I have read the book and bought CT art has a result of it. The book in itself is nothing special. But Michael De La Mazas reasoning on why tactical skill has to be in place before going deeper into middle game positional understanding and end game skills makes perfect sense to me. Those skills will never show in your games if you are dropping pieces to two and three move combinations. His calls this concept 'visibility'. Say you had master end game level skills but your tactical ability was weak; You would never get to the end game to show those skills because you would almost always be down a piece beforehand. So even though you had master level end game skills they would never become visible in the game. The same goes with positional skills Maybe you move a piece to take control over a color complex but fail to notice it fails to a 3 move combination you did not see etc etc. Personally I still find this a lot in my own play. I move a piece to what I think is a positionally better square and fail to see it is lost to something as simple as a knight fork.

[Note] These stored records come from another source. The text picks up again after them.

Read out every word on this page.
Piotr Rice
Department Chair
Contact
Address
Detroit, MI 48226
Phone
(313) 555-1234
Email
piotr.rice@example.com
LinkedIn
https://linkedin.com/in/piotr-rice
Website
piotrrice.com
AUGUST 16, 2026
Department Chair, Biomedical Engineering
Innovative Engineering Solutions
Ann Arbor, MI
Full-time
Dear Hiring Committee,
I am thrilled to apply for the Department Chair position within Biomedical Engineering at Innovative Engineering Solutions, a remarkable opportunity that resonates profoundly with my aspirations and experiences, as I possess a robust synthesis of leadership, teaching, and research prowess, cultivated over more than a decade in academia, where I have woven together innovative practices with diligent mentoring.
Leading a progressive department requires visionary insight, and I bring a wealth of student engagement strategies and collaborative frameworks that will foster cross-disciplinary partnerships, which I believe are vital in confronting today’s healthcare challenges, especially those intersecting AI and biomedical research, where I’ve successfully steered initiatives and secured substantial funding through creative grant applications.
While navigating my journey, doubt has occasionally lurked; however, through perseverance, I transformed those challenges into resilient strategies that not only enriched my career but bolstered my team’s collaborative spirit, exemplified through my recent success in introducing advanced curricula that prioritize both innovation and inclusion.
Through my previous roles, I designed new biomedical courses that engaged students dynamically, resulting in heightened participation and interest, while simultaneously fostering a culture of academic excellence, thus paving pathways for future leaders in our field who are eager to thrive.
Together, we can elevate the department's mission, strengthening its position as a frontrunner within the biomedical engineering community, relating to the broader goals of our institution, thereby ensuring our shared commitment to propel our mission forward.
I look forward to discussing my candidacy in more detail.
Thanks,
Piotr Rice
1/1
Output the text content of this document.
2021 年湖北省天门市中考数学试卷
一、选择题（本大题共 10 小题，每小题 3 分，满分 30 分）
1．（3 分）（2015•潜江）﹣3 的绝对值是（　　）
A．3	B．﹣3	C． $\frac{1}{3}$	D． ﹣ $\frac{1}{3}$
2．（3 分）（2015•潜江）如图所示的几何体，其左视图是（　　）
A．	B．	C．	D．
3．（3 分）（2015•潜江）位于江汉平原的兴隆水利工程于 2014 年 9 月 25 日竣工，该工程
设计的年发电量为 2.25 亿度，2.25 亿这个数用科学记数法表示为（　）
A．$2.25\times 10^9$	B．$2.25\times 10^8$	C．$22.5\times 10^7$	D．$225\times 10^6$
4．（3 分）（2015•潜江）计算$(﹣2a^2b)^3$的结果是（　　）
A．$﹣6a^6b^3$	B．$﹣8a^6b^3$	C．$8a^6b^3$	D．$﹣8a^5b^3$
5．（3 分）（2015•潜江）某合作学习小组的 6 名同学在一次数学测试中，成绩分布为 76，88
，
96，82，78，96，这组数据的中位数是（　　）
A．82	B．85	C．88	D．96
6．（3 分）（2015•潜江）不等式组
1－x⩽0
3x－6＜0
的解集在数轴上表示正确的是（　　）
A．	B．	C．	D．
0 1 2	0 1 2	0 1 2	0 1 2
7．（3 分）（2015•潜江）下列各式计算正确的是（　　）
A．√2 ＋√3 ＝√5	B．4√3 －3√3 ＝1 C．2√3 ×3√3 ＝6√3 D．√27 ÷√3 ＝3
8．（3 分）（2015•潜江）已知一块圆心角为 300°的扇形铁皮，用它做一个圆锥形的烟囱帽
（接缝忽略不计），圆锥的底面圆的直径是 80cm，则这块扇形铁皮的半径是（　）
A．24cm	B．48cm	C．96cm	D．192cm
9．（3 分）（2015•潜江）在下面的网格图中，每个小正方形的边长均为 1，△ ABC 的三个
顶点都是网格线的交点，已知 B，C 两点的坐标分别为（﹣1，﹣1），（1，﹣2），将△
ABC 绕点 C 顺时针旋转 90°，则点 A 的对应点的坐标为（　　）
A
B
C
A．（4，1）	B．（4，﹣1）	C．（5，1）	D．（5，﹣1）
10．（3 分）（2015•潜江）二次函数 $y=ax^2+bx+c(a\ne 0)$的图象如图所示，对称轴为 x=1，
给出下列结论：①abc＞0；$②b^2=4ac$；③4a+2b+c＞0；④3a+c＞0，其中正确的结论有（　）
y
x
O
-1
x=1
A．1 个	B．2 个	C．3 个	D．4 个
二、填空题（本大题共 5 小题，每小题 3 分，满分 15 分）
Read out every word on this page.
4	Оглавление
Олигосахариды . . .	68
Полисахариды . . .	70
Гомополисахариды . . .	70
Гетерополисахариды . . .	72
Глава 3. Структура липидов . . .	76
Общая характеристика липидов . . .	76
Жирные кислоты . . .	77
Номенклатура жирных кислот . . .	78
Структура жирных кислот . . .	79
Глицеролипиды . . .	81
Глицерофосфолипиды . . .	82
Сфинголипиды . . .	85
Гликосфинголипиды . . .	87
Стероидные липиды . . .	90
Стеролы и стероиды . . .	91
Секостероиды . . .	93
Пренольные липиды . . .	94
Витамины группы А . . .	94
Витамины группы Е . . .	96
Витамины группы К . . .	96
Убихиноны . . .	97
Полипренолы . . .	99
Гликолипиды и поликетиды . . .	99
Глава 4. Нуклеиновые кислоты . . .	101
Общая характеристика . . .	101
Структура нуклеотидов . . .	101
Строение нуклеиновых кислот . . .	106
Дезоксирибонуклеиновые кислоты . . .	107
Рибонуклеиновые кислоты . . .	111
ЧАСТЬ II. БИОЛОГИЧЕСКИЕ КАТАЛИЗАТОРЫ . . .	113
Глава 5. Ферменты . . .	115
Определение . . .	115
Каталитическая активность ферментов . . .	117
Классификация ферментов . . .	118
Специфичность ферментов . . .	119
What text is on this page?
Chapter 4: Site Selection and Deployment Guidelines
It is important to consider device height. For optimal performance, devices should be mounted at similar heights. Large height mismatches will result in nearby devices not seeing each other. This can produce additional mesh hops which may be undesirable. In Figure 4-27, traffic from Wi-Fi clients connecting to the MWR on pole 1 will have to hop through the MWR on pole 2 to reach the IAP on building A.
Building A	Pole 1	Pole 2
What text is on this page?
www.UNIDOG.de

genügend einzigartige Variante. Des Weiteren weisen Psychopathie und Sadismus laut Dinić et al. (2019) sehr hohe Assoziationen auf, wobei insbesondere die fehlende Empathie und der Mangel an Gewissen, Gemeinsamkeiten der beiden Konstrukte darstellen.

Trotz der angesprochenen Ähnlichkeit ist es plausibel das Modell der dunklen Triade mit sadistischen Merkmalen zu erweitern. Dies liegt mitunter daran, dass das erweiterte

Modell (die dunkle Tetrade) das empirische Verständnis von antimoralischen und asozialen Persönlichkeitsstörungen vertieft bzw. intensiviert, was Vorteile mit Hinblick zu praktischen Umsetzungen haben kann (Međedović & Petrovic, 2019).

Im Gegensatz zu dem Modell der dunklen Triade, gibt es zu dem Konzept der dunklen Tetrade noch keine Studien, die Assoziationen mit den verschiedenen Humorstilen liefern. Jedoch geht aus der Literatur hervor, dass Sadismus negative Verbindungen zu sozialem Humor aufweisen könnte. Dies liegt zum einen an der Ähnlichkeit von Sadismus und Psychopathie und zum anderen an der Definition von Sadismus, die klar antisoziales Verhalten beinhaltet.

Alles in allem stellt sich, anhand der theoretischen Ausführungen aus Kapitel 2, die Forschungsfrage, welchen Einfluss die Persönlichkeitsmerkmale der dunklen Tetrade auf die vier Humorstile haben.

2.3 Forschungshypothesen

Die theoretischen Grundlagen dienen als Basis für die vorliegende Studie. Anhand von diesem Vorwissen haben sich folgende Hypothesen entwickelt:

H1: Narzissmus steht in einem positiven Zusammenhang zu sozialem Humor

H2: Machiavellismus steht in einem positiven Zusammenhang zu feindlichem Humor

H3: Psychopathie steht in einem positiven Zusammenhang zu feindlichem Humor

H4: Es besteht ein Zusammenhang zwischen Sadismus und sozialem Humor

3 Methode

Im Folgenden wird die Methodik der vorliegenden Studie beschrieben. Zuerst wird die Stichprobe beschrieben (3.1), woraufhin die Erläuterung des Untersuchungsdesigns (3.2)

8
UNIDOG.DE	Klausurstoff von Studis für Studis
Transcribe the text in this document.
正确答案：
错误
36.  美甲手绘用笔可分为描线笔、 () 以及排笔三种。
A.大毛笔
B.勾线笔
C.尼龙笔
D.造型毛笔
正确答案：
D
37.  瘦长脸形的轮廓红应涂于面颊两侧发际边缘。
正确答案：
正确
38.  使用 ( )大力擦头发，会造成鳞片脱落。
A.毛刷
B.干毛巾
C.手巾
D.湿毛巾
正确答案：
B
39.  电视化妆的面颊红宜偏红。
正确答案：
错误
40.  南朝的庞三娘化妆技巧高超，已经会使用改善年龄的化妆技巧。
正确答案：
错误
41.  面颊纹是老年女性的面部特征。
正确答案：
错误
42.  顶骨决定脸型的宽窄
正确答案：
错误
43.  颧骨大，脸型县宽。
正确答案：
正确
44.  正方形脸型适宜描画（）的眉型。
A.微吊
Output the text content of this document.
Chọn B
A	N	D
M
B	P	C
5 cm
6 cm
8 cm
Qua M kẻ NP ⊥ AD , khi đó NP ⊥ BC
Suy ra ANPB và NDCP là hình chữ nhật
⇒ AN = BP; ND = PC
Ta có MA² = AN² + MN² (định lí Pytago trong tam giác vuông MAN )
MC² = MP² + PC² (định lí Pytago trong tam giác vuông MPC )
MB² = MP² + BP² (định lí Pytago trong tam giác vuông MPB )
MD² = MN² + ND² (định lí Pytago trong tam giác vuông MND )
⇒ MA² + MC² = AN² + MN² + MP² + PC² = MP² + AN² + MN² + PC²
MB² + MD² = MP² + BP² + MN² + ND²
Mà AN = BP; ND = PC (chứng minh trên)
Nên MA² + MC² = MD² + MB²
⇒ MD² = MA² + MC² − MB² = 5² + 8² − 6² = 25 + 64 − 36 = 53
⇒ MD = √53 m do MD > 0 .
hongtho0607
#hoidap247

There is really no reason to buy the book though maybe just for the beginning board vision drills he gives in the beginning of the book. The board vision drills are really good and personally I had not seen them anywhere else before buying the book. I understand he wrote an article before essentially with all the same content. I really do not care what Silmans thinks of it. I think most of his comments just come from the fact De La Maza criticized the idea of studying a bunch of positional concepts before a player develops strong tactical vision and mentioned Silmans books along with some other authors. I like Silmans books(especially his endgame book which I am currently trying to get through) but he sure comes off like a jerk sometimes.
As for Arguments against De La Mazas approach of focusing on tactics the most common argument I see is that you have to have good positional skills to develop tactical opportunites. De La Maza addresses this argument in his book. De La Maza says correctly imo that maybe at the master level that is true but at the class level just making reasonable moves and not dropping pieces is enough and tactical opportunites will usually naturally present themselves. He also shows that you could program a chess playing program like chessmaster to have two personalities one with tactical skills and no positional skills and one with positional skills and no tactical skills and the personality programmed with the high level tactical skills will always win. He even points out you could program the two personalities where one sees two moves ahead and has strong positional skills and the other sees three moves ahead but has no positional skills and the the personality that can tactically see further will win most of the games. Pretty much any game I have seen on here that asks for analysis between players of say less than 1800 shows that is true even more so in over the board chess. So masters can criticize De La Maza all they want and feel right about it but his comments are for class players. Anway the basic point of the De La Maza book is to movitivate you to study tactics more intensively and at that he does an excellent job.
The other reason I like De La Maza is because of his own success starting at an adult age. He started chess as an adult(30 years old I think) and became an expert level player within 2 year after an intense tactical training program and putting a very disciplined thought process into all his games. I started chess about three years ago and I am nearing 40. He inspired me personally that improvement is possible. No master or grandmaster has done that for me because almost all of them started as children. Chess players who start as adults and then learn and play well are the type of models I need. De La Maza did that for me.
I'm sure you've all heard of Michael de la Maza (MDLM) and his book, Rapid Chess Improvement. Now, I haven't read the book but I have read about it.
Basically, I think that tactics are very, very important. For players below (say) 1800, tactics basically determine the outcome of the game. And even for higher rated players, tactics are always in the background - determining candidate moves, forming branches of trees of analysis, and so forth (thank you Alexander Kotov). And of course, Teichmann said "chess is 99% tactics".
But on the other hand, I definitely think that many other things such as endgame knowledge, opening theory, middlegame strategy, positional play, etc., are also very important in chess. True, if a player constantly blunders away pieces then studying these things is probably useless. At a certain point, though, these things do become important - and they help players to create positions which yield beneficial tactics.
Jeremy Silman basically panned MDLM's book: http://www.jeremysilman.com/book_reviews_js/js_rapid_chess_improv.htm
My question is: what do you think of the MDLM program? How important is the study of tactics vs. other areas? Especially for the stronger players here, at what point does the study of other aspects of chess outweigh the study of tactics?
I'll add my thoughts later, but I'd like to hear your thoughts first.